Question

Evaluate the definite integral as limit of sums: \(∫^1_{-1} e^xdx\)

Answer 1

The correct answer is:\(=(e-\frac{1}{e})\)
Let \(I=∫^1_{-1} e^xdx...(1)\)
It is known that,
\(∫^b_a ƒ(x)dx=(b-a)\underset{n→∞}{lim}\frac{1}{n}[ƒ(a)+ƒ(a+h)...ƒ((a+(n-1)h]\),where \(h=\frac{b-a}{n}\)
Here,\(a=-1,b=1,\)and \(ƒ(x)=e^x\)
\(∴h=\frac{1+1}{n}=\frac{2}{n}\)
\(∴I=(1+1)\underset{n→∞}{lim}\frac{1}{n}[ƒ(-1)+ƒ(-1+\frac{2}{n})+ƒ(-1+2.\frac{2}{n})+...+ƒ(-1+\frac{(n-1)2}{n})]\)

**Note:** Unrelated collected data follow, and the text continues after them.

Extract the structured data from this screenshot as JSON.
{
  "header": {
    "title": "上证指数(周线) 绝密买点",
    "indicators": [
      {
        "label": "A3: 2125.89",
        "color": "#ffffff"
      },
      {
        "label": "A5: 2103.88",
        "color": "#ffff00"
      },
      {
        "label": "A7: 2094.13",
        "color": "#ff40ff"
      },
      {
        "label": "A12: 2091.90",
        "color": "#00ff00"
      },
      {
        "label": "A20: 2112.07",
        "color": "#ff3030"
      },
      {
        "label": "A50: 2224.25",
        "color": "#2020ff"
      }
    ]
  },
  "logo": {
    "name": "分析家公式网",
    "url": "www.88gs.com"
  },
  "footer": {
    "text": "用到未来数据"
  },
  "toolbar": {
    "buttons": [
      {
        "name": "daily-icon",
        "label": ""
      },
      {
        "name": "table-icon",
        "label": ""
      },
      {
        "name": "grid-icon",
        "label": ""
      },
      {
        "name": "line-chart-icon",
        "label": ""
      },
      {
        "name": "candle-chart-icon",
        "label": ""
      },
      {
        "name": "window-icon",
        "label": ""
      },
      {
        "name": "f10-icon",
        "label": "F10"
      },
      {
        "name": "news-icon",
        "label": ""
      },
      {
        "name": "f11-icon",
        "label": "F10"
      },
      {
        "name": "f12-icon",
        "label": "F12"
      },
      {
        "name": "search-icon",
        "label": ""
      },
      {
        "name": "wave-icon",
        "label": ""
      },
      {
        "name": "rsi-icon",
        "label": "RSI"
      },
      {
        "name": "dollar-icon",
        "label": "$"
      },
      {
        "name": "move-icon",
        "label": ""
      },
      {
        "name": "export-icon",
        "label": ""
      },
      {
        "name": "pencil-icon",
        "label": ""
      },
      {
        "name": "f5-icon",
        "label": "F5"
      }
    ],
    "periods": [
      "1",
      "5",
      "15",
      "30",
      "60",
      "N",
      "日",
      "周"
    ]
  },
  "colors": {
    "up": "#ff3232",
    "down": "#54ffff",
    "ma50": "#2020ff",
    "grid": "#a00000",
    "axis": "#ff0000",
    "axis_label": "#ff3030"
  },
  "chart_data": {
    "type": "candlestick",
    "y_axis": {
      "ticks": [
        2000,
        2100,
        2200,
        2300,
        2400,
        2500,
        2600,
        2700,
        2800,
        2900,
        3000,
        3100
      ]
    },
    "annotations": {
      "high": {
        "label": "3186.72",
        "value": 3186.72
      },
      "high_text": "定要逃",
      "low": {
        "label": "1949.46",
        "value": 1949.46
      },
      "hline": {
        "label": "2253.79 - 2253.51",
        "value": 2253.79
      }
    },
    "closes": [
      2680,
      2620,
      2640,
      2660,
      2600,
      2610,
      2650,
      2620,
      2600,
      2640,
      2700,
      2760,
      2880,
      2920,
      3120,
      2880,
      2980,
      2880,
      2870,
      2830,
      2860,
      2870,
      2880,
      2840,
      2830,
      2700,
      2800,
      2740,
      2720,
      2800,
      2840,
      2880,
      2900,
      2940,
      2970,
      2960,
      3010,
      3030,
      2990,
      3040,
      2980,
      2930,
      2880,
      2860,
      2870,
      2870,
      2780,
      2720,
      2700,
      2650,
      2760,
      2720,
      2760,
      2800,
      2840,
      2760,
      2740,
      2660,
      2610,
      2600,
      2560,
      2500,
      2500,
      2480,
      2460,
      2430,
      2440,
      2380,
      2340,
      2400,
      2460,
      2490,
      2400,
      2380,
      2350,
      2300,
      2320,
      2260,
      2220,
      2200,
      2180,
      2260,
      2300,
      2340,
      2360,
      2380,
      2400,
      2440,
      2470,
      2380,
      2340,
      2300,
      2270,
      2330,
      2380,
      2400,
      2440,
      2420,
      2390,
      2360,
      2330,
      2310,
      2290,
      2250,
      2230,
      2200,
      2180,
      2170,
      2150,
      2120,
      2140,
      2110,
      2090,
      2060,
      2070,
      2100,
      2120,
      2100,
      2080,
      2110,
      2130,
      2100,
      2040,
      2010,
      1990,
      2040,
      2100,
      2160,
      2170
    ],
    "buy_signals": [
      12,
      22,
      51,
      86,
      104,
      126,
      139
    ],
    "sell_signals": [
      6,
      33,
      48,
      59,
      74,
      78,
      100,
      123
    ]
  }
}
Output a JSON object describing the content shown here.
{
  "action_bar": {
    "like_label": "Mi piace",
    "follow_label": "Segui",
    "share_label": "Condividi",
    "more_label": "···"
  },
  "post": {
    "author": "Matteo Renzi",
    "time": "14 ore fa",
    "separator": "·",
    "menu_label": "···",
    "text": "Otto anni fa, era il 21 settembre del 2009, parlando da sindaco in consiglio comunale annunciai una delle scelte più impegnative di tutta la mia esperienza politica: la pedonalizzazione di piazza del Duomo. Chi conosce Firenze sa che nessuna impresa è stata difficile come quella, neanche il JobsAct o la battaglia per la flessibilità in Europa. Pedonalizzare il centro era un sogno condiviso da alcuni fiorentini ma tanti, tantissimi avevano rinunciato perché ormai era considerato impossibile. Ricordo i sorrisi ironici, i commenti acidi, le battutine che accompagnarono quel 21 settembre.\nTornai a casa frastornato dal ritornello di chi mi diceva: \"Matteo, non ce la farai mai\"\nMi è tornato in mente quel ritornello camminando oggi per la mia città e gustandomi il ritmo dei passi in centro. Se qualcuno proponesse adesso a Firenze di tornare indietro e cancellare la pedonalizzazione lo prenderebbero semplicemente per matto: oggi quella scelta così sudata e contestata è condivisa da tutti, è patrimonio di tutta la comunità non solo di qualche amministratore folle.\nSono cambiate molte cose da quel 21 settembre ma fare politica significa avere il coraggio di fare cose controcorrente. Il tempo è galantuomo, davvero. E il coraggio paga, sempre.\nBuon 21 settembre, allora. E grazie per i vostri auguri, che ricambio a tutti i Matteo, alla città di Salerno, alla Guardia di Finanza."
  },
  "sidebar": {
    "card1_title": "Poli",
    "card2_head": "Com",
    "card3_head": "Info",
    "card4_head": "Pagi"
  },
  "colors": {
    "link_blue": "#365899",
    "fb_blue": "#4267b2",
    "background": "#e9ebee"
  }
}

\(=2\underset{n→∞}{lim}\frac{1}{n}[e^{-1}+e^{(-1+\frac{2}{n})}+e^{(-1+2\frac{2}{n})}+...e^{(-1+(n-1)\frac{2}{n})}]\)
\(=2\underset{n→∞}{lim}\frac{1}{n}[e^{-1}{1+e^{\frac{2}{n}}+e^{\frac{4}{n}}+e^{\frac{6}{n}}+e^{(n-1)\frac{2}{n}}}]\)

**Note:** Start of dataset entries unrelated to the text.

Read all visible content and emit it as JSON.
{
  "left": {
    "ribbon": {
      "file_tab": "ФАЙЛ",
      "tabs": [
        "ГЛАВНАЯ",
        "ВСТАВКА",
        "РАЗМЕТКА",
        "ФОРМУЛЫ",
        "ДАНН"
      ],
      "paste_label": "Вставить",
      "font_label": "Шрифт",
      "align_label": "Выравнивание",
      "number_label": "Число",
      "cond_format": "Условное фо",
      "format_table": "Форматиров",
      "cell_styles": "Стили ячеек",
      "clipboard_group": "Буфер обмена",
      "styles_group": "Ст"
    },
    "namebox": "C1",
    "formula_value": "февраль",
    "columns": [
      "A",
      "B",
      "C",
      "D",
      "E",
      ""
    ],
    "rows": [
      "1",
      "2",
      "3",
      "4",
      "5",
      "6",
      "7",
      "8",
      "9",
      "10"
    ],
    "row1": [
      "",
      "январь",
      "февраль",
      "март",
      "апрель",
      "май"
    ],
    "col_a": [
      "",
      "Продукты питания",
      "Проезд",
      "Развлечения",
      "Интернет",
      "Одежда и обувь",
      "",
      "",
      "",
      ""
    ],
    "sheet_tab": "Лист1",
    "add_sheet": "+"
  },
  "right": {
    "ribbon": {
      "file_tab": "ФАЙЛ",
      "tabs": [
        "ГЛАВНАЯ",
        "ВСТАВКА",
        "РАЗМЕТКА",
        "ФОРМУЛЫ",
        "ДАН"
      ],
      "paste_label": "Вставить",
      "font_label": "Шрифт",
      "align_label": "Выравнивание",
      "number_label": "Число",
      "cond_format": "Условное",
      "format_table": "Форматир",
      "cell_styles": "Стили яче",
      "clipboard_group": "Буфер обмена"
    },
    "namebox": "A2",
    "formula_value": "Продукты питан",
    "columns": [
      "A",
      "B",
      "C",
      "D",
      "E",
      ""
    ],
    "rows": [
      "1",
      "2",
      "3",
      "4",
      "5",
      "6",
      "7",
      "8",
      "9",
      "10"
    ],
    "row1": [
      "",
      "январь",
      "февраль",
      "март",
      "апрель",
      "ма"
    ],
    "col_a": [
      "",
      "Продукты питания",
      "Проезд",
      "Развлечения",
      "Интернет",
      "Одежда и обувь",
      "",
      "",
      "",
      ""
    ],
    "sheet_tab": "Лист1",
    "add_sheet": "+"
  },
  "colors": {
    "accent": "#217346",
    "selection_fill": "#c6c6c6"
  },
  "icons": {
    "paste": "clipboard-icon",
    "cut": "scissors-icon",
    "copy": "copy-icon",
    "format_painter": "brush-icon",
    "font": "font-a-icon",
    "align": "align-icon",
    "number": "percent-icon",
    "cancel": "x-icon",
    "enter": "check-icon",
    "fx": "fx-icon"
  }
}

\(=2\underset{n→∞}{lim}\frac{e^{-1}}{n}[\frac{e^{\frac{2n}{n}-1}}{e^{\frac{2}{n}-1}}]\)
\(=e^{-1}\times2\underset{n→∞}{lim}\frac{1}{n}[\frac{e^{2-1}}{e^{\frac{2}{n}-1}}]\)
\(=\frac{e^{-1}×2(e^2-1)}{\underset{\frac{2}{n}→0}{lim}(\frac{e^{\frac{2}{n}-1}}{\frac{2}{n}})\times2}\)
\(=e^{-1}[\frac{2(e^2-1)}{2}]\,\,\,\,\,\, [\underset{h→0}{lim}(\frac{e^h-1}{h})=1]\)
\(=\frac{e^2-1}{e}\)
\(=(e-\frac{1}{e})\)